In the podcast, “Scorecards 101: How to track if you’re crushing it” presented by ‘Bossy with Tara & Katie,’ the hosts Tara and Katie share their strategies on creating and implementing scorecards in business settings. This write-up aims to summarize the discussions, insights, and lessons from the podcast.
The discussion kicks off with a story from Tara’s past days at Southwest, where she hypothesized about presenting a personal scorecard to her manager. This sparks a conversation about the value of scorecards in measuring success and moving the needle in business.
The Importance of Scorecards
A major focus of the podcast is about the effective use of scorecards. According to Tara and Katie, scorecards provide a tangible and measurable way to determine if an individual or business is on track towards their goals. They argue that scorecards don’t have to be boring; they can actually be exciting tools that provide an overview of processes, determine success rates, and encourage progress.
Building an Effective Scorecard
As per their discussion, a significant part of building an effective scorecard is to focus on the critical metrics required to push an idea or business forward. Katie seeks advice from Tara on the concept of a scorecard, particularly about tracking the right things. She talks about her business model, Money with Katie, which she calls a volume play— a broad audience trying to move low-price-point products while also attracting high-value advertisers.
Katie shares her process of creating a scorecard, discussing her method of crafting it based on progress towards goals and monitoring the metrics that lead to achieving those goals. She further establishes the difference between tracking progress towards goals and monitoring the metrics driving those goals.
The Executive Scorecard: A Case Study
Tara presents a hands-on example by sharing an experience of implementing a scorecard in her own team. She describes her executive business scorecard, which comprises three metrics. Each team member is accountable for one metric, and they identify two main metrics beneath their primary metric. This set-up ensures that each individual is collectively moving in the right direction and tracking the metrics contributes to business growth.
She elaborates on the use of color-coded systems as identifiers to determine if the business is going according to plan or if immediate attention to certain areas is required.
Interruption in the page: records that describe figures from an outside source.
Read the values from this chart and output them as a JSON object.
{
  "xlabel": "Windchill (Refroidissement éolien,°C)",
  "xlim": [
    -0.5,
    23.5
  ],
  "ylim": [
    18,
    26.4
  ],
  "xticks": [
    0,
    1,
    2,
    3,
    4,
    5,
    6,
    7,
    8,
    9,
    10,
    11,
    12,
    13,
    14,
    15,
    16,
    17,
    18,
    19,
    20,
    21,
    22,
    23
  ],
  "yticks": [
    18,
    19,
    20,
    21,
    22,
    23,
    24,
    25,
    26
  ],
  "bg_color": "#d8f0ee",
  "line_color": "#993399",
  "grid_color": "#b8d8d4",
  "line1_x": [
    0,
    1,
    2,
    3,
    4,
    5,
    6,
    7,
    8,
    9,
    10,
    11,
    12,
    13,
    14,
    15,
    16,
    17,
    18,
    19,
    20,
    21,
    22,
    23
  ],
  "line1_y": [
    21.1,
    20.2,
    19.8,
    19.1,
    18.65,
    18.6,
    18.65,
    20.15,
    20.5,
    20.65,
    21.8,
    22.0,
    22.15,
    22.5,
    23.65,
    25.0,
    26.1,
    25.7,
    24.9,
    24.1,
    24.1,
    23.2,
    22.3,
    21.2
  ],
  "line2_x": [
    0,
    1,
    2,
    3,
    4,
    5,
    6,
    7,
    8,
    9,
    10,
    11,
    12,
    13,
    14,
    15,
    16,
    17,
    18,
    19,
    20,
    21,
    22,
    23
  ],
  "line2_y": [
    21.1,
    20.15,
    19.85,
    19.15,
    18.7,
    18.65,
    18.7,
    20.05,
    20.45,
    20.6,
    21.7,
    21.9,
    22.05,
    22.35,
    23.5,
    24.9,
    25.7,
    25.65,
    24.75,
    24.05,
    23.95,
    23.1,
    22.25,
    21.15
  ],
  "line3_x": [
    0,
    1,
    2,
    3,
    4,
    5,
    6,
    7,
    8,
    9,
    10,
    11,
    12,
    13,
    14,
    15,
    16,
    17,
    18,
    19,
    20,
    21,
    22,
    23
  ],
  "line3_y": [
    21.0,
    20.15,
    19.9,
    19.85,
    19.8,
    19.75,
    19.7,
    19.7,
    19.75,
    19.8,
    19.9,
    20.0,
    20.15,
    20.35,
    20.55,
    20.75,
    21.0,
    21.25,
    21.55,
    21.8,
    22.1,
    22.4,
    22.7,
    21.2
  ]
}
Scorecard Implementation in Practice: A Case Study
Katie then provides an in-depth overview of how she implemented a scorecard system in her business. Her scorecard consists of four sections: revenue growth, wealth planner sales, overall audience growth goals, and an R&D section. The first three are regular metrics; the fourth is structured as a project. The distribution of attention isn’t equal across all sections, signaling that some components should be prioritized over others based on their contribution to the business.
Projects vs Metrics on a Scorecard
A distinction is drawn between projects and metrics on a scorecard by Tara — while a metric stands for ongoing measurement, a project represents a particular goal or aim. Katie also shares an R&D strategy where they ensure every quarter to initiate something new and experimental.
Conclusion
Scorecards, as shared by Tara and Katie in ‘Bossy with Tara & Katie,’ shed light on how businesses can remain on course and measure their success effectively. A well-structured scorecard can act as a driving force for a business team to move in unity, ensure indicators of growth are monitored and that the right inputs are in place for the desired outputs. It’s a testament to the phrase — what gets measured, gets managed.
Frequently Asked Questions
What is the value of scorecards according to Tara and Katie?
Tara and Katie argue that scorecards provide a tangible and measurable way to determine if an individual or business is on track towards their goals. They can be exciting tools that provide an overview of processes, determine success rates, and encourage progress.
What elements are critical when building an effective scorecard?
According to Tara and Katie, focusing on the critical metrics required to push an idea or business forward is a significant part of building an effective scorecard. It is also important to distinguish between tracking progress towards goals and monitoring the metrics that lead to achieving those goals.
What is Tara’s example of an executive business scorecard?
Tara’s executive business scorecard comprises three metrics. Each team member is accountable for one metric, and they identify two main metrics beneath their primary metric. It is structured to ensure that each individual is collectively moving in the right direction and tracking the metrics contributes to business growth. A color-coded system is also used as identifiers.
How did Katie implement a scorecard system in her business?
Katie’s scorecard consists of four sections: revenue growth, wealth planner sales, overall audience growth goals, and an R&D section. The first three are regular metrics while the fourth is structured as a project. The distribution of attention isn’t equal across all sections, meaning that some components were prioritized over others based on their contribution to the business.
What is the difference between projects and metrics on a scorecard?
Tara and Katie explain that a metric stands for ongoing measurement, while a project represents a particular goal or aim. For instance, Katie shared an R&D strategy where they ensure to initiate something new and experimental every quarter.
What is the main takeaway from Tara and Katie’s view on scorecards?
Scorecards can help businesses stay on course and measure their success effectively. A well-structured scorecard can drive a business team to move in unity, ensure growth indicators are monitored, and that the right inputs are in place for the desired outputs. As they say, what gets measured, gets managed.